Manuka Oval press centre shortlisted for major ACT architecture award
In the portfolio of the architectural firm that designed it, “the black box” that now sits above Canberra’s Manuka Oval isn’t that much of a big deal.
After all, global stadia specialist Populous has London’s Olympic Stadium and Wembley Stadium, in its brag book. Very recently it delivered the 62,000-capacity Tottenham Hotspurs arena in London which has a revolutionary retractable pitch.
But as the critical piece of infrastructure that has finally elevated Canberra to the status of international test cricket venue, the new Manuka Oval Media and Function Centre is of paramount local importance.
A forward-leaning facility that emphasises the viewpoint 15 metres above the pitch for television cameras and for up to 200 working media who will convene there for the big calendar matches, it is one of the three shortlisted contenders in the commercial category of the ACT’s annual Australian Institute of Architects awards that will be announced on June 15.

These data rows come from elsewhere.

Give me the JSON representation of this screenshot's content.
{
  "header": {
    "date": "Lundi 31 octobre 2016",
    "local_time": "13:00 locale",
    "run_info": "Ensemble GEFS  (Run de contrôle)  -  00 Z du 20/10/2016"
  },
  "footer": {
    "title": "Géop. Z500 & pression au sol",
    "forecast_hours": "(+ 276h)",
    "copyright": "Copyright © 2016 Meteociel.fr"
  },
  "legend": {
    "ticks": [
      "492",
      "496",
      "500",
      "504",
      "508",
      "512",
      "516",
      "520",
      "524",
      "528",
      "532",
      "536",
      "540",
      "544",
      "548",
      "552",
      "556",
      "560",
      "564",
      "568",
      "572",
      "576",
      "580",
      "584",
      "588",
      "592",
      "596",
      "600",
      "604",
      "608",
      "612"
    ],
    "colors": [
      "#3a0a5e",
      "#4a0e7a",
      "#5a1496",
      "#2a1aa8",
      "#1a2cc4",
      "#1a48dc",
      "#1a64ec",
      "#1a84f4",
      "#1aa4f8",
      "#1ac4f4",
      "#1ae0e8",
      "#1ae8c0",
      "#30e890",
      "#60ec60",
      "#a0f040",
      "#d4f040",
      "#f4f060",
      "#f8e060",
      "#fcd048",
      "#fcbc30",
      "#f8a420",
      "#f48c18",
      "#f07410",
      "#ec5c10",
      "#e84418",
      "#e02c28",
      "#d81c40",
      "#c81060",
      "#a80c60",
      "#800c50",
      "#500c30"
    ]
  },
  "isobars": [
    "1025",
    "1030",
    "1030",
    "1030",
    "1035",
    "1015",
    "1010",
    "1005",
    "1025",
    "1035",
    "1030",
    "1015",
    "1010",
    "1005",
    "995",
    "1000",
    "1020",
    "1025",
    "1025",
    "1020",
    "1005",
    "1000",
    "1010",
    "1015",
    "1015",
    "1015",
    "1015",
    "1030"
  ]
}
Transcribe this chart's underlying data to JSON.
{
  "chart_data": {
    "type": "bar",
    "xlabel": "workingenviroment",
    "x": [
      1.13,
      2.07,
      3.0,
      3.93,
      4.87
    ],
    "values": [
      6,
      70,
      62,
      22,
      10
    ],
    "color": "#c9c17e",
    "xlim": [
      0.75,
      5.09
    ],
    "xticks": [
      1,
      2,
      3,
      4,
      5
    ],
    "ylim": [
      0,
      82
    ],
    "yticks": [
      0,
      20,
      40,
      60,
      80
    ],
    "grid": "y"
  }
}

As with the Northern Territory’s AIA chapter, Canberra’s premier architectural design competition is relatively modest, marshalling only about three dozen projects in the shortlist. But as the federal capital, Canberra also hands out briefs for large and iconic civic buildings and is otherwise a showcase for some of the best remaining mid-20th century houses in the country.
Relatively small though the new black box building is, the three-tiered “flexible facility” with the glazed cantilevers facing the ground, and the softer, semi-circular forms of the rear that are horizontally banded with anodized aluminium, was built, somewhat perversely, at the southern end of a ground that has been Canberra’s main cricket venue since the first match was played there in 1930.
In February of this year, and because it now has this state-of-the-art media centre, Manuka hosted Canberra’s inaugural test match between Australia and Sri Lanka.
The previous crowd-drawing cricket matches held at the Griffith arena had been the women’s and men’s Big Bash League contests and, of course, the regular Prime Minister’s X1 matches that, way back in 1985 when the PM’s X1 faced the West Indies, set the ground’s record attendance of 15.800 people.
In designing the Media Centre which has been instated so it can also operate as a function centre and in winter convert to corporate box mode for AFL and local football matches, Populous’ project lead, Belinda Goh, says the unusual positioning of the facility was proscribed by the rings of heritage trees around the oval, and by other constraints “that drove placing it at the southern end.
“Technically, and because of the sun, media centres are better located at the northern end”.
But the converse siting that in turn determined the in-stepping cantilevers and the elongated screen above them that moderates summer and winter sun “so it is not directly shining at the cameras or the press desks” does afford an interesting viewpoint for television viewers. “In AFL season, it’s a behind the goal experience”, says Goh.
The bifurcated character of the building with that screened and softened perimeter was done in deference to the three concentric circles of mature trees, “so that the layered edge responds to the (treed) nature of the outer ground.
“We thought it was very important to respond to that natural edge, while the field of play edge is much more streamlined, and slick, and black”.
The $14 million project wasn’t significant in the scheme of public infrastructure spends “but it is giving Canberra a big (sports) profile because it has kicked Canberra into the international field of play”.